Elle insiste sur l’extrême hétérogénéité de cette armée. Le plus petit dénominateur commun entre coloniaux et métropolitains, entre maquisards et anciens militaires, entre des hommes d’opinions politiques parfois très opposées, c’est la volonté de chasser l’occupant. Il disparait après la victoire. C’est aussi cette volonté qui soude des hommes très divers lors de la guerre de cent ans.

La critique de l’arrière participe à la construction de l’identité combattante. C’est en partie justifié. Les rapports préfectoraux montrent que les Français se préoccupent peu du front ; le ravitaillement est bien plus préoccupant. Cette armée est sous dépendance américaine. Un autre sujet est la déception des maquisards engagés « pour la durée de la guerre » de constater qu’il n’y a aucune évolution vers une armée populaire.

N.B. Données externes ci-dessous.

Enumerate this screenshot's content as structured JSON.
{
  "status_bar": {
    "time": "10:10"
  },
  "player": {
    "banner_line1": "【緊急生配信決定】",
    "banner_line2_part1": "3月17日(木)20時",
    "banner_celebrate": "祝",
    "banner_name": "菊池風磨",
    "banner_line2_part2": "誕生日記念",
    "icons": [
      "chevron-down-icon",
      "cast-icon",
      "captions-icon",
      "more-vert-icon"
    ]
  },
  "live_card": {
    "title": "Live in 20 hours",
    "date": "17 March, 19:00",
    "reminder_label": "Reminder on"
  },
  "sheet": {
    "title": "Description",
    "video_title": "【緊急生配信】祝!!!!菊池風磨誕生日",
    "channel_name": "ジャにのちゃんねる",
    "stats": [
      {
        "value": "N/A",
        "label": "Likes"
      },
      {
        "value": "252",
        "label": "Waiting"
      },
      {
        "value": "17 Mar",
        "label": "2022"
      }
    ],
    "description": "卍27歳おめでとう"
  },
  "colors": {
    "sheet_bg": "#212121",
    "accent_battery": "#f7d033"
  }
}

Jean Lopez souligne que le livre de Claire Miot est  un « excellent livre », « de la vraie, de la bonne histoire militaire ». Il ajoute que la guerre n’est pas un isolat. Il faut, par exemple, connaître un siècle et demi d’histoire pour comprendre l’armée allemande et la relation germano-russe. Pour les Junkers prussiens, l’amitié russe est très forte ; ils apprécient le pacte germano-soviétique. Evoquant ensuite la stratégie hitlérienne dans la guerre contre l’URSS, il affirme que chercher un tournant dans la guerre est vain, « la guerre est faite de tournants ».

Un bref échange avec le public permet de préciser que l’étude du fait militaire inclut l’étude de l’armée en temps de paix ; le service militaire a été beaucoup étudié. Le fait militaire suisse est par exemple très étudié, alors que l’armée suisse n’a jamais combattu.